What exactly did society look like after a second Trump victory sounded the death knell of wokeness? In short, the winners believed they were free to offend without fear of consequence. As a Wall Street banker told the Financial Times ahead of Trump’s second inauguration: “We can say ‘retard’ and ‘pussy’ without the fear of getting cancelled … it’s a new dawn.”

Meanwhile, progressives hunkered down for another long four years. But even in the darkness of a nakedly corrupt, authoritarian regime, they can’t help seeing a glorious light at the end of the tunnel. They fantasize about a resurgent “Woke 2,” a phenomenon already eroding Trumpism before our eyes, with millions turning out for nationwide “No Kings” protests and polls showing that key groups of Trump voters—including independents, young men, and the working class—are abandoning the president. This apparent drift has already occasioned many think pieces; the video game and internet culture website Aftermath just dedicated an entire week to celebrating the return of wokeness.

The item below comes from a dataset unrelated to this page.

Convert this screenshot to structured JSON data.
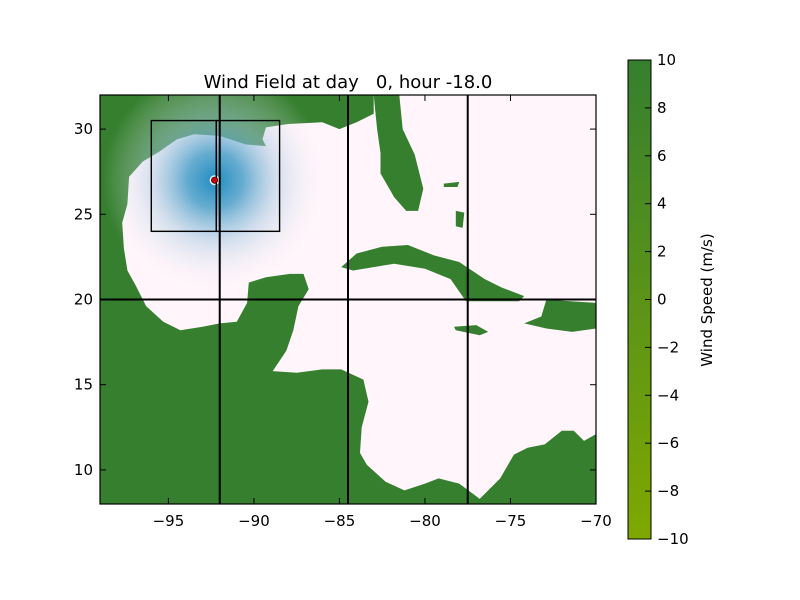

But can this add up to anything meaningful, particularly given data showing that Trump’s unpopularity hasn’t converted into positive attitudes toward the Democratic establishment? That’s a thornier question. “It is fun to pretend like when good things happen in this world incidentally, there’s a design,” says Edward Ongweso Jr., a writer and researcher with the policy initiative Security in Context and cohost of the podcast This Machine Kills who occasionally riffs on the nature of Woke 2 on X. “But the thing it all has to go back to is organizing workplaces and communities in real life.”

Liberal commentators (and shitposters) can hold up any number of artifacts as evidence of a nascent Woke 2. It’s everything from Bad Bunny performing an all-Spanish concert for Super Bowl halftime, which set a viewership record despite MAGA tantrums, to the success of TV shows like the gay hockey romance Heated Rivalry and The Pitt, a nerve-shredding medical drama that picks apart inequities in health care. Sinners and One Battle After Another, two films derided as woke by the right for grappling with America’s living legacy of racist violence, were commercial and critical hits. The week of the Oscars, UCLA researchers came out with a study showing that movies with diverse casts perform better with audiences. Elsewhere, “alt” figure skater Alysa Liu inspired “woke agenda” memes after winning gold at the Olympics; Muslim socialist millennial Zohran Mamdani became mayor of New York, then instantly converted the president himself into an infatuated fan.